As a Generation Z baby, I grew up hearing about terrorism and mass shootings as being common occurences.
On a lighter note, another Gen Z trait I’ve developed is the notion of holding dogs up on a pedestal.
Though it’s safe to say most generations have loved and owned dogs just as much as us, for some reason, many of my peers seem to treat dogs with extra-special attention.
For example, my friends throw birthday parties for their dogs, give them their own bedrooms and call them “children”.
Though I don’t feel that extremely obsessed with my dog, Voltaire, I do adore him quite a lot. I think this love stems back to my first dog and the influence he had on my life.
Back when I was in fourth grade, my grandma surprised me and my brothers after school by telling me us were going to the gas station to get a pekingese.
The breeder met us at the gas station’s parking lot. She opened up her SUV’s trunk, where there were two fluffy puppies crowded inside of a cage. One was wiggling around energetically, and one was sleeping.
Grandma stood aside and let my brothers and I decide which puppy to pick. We were sad to separate a pair of siblings from each other, but we ended up choosing the more energetic puppy.
In the car, I named our flat-faced puppy “Skittles,” and Grandma enthusiastically approved. Later that night, she bathed him, clipped his nails and made a special meat platter for his dinner.
By giving Skittles to me, Grandma unknowingly taught me how to connect with positivity in dark moments.
Skittles comforted me when she passed away, and when he eventually passed away too, I realized how nice it can be to simply have a companion who doesn’t understand about the crappy politics of human life, but still gives loyalty and companionship to humans regardless.

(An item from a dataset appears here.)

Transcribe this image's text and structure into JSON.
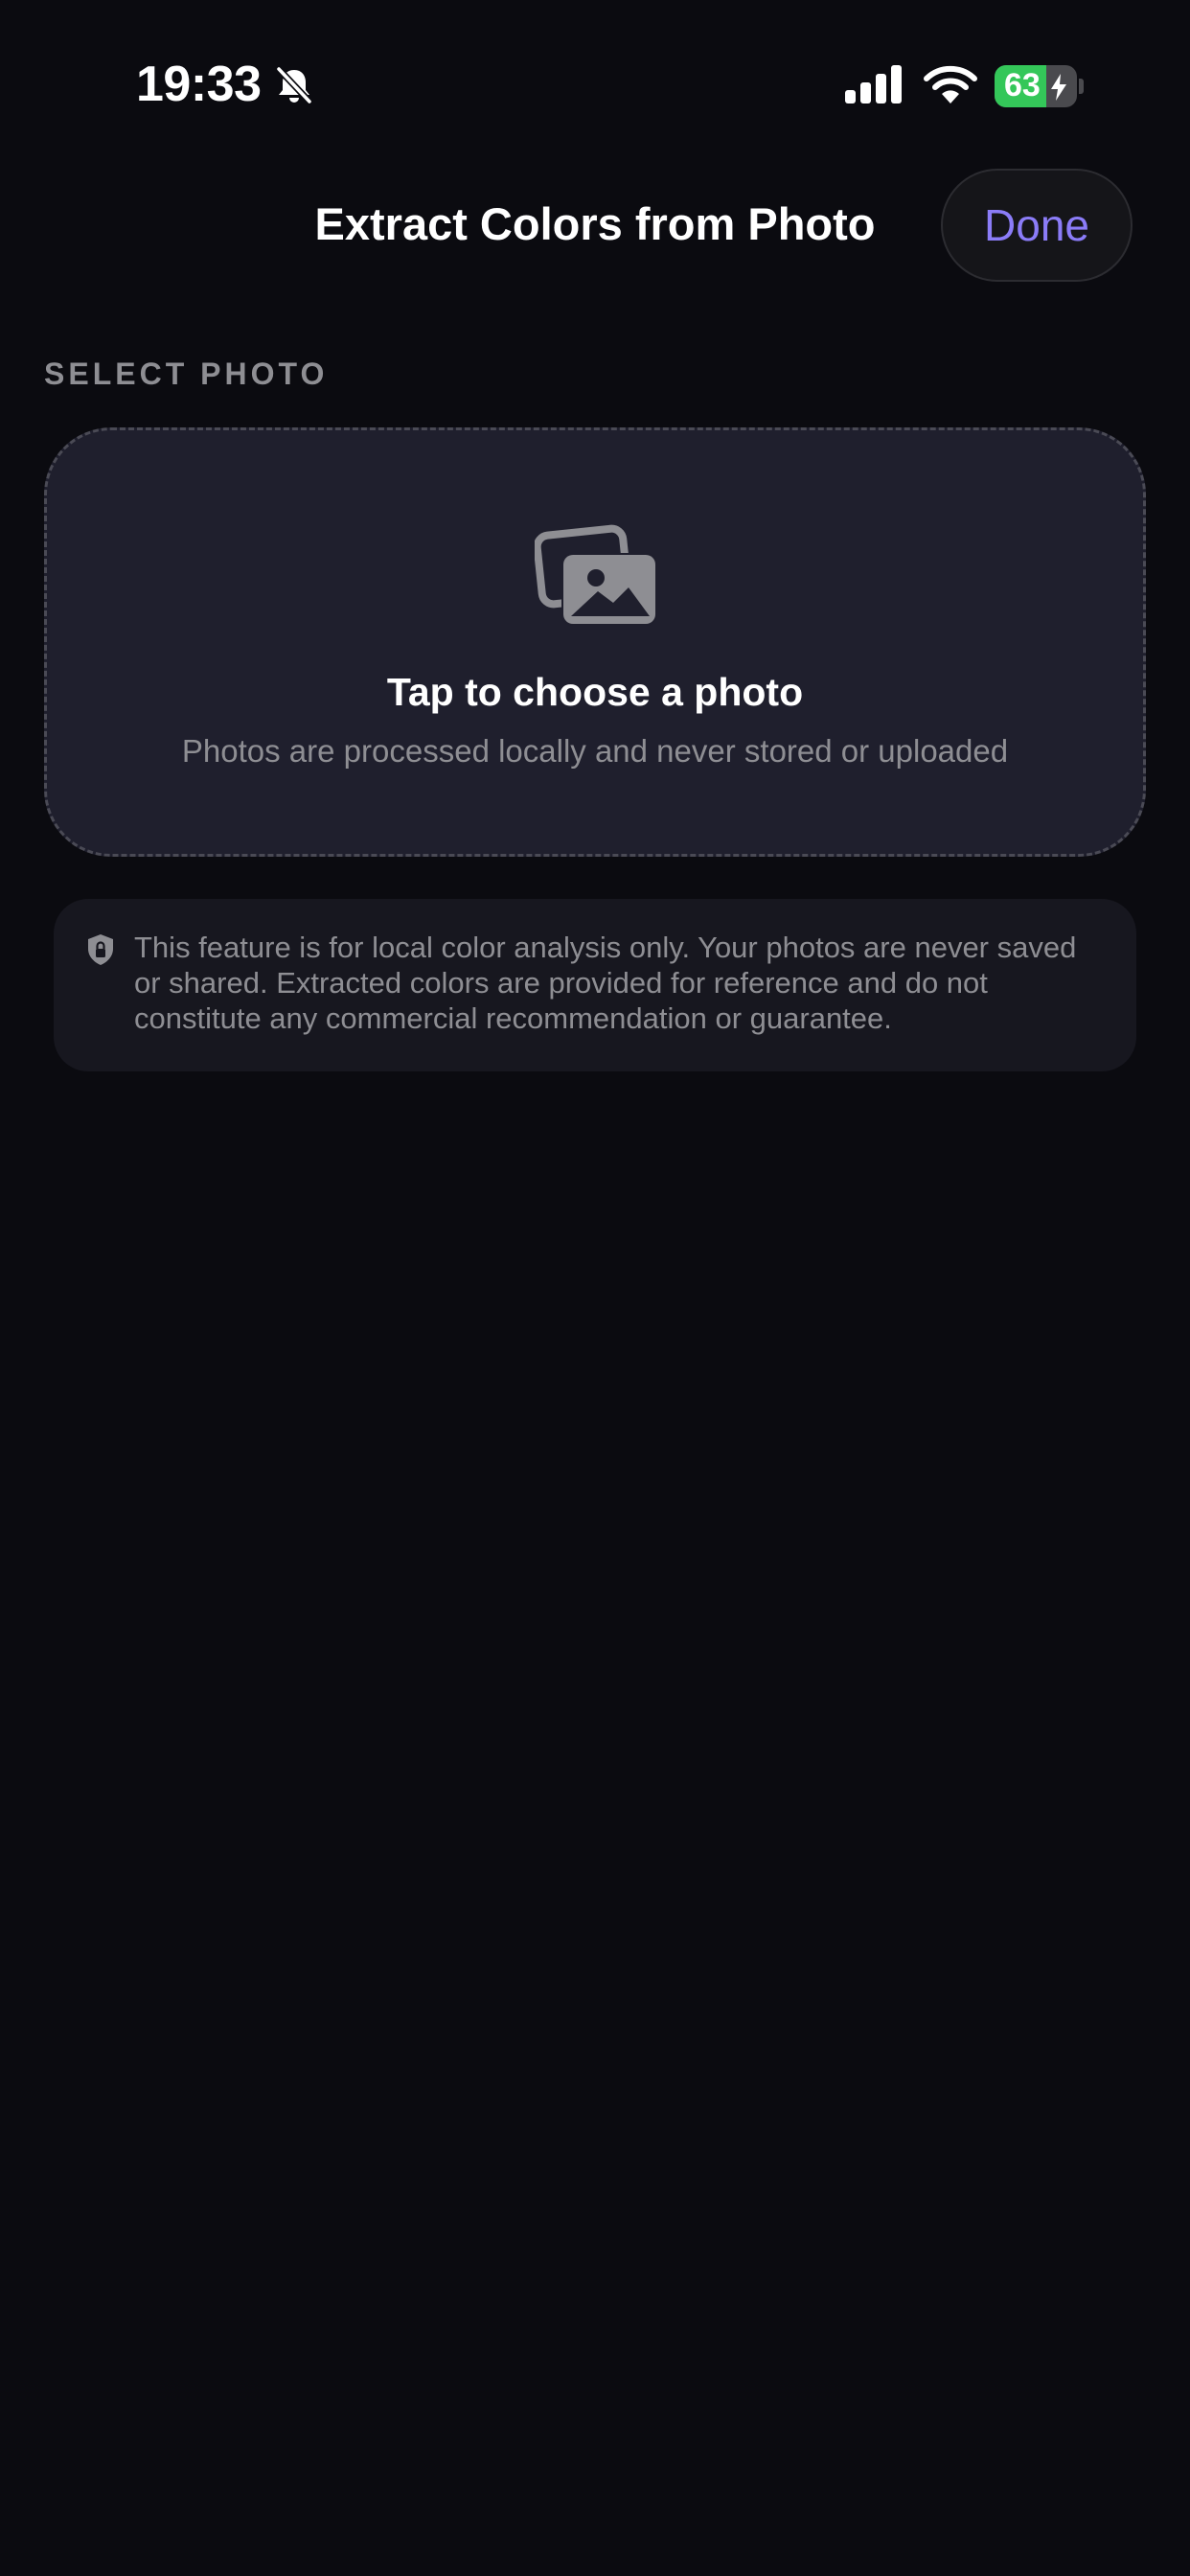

And now that I’m an adult who recently adopted my first dog on my own, I understand why my peers treat their dogs like family.
Take this past weekend, for example. I was reading news articles about two national tragedies that happened on Saturday when my pekingese, Voltaire, wedged himself in front of my phone and demanded attention.
Feeling distracted, I gave Voltaire a kiss and tried to continue reading the news.
But when Voltaire gave up and quietly rested his head on my stomach, I turned off my phone and realized it was better to give attention to the little things rather than feed into the attention that mass-shooters seem to desire.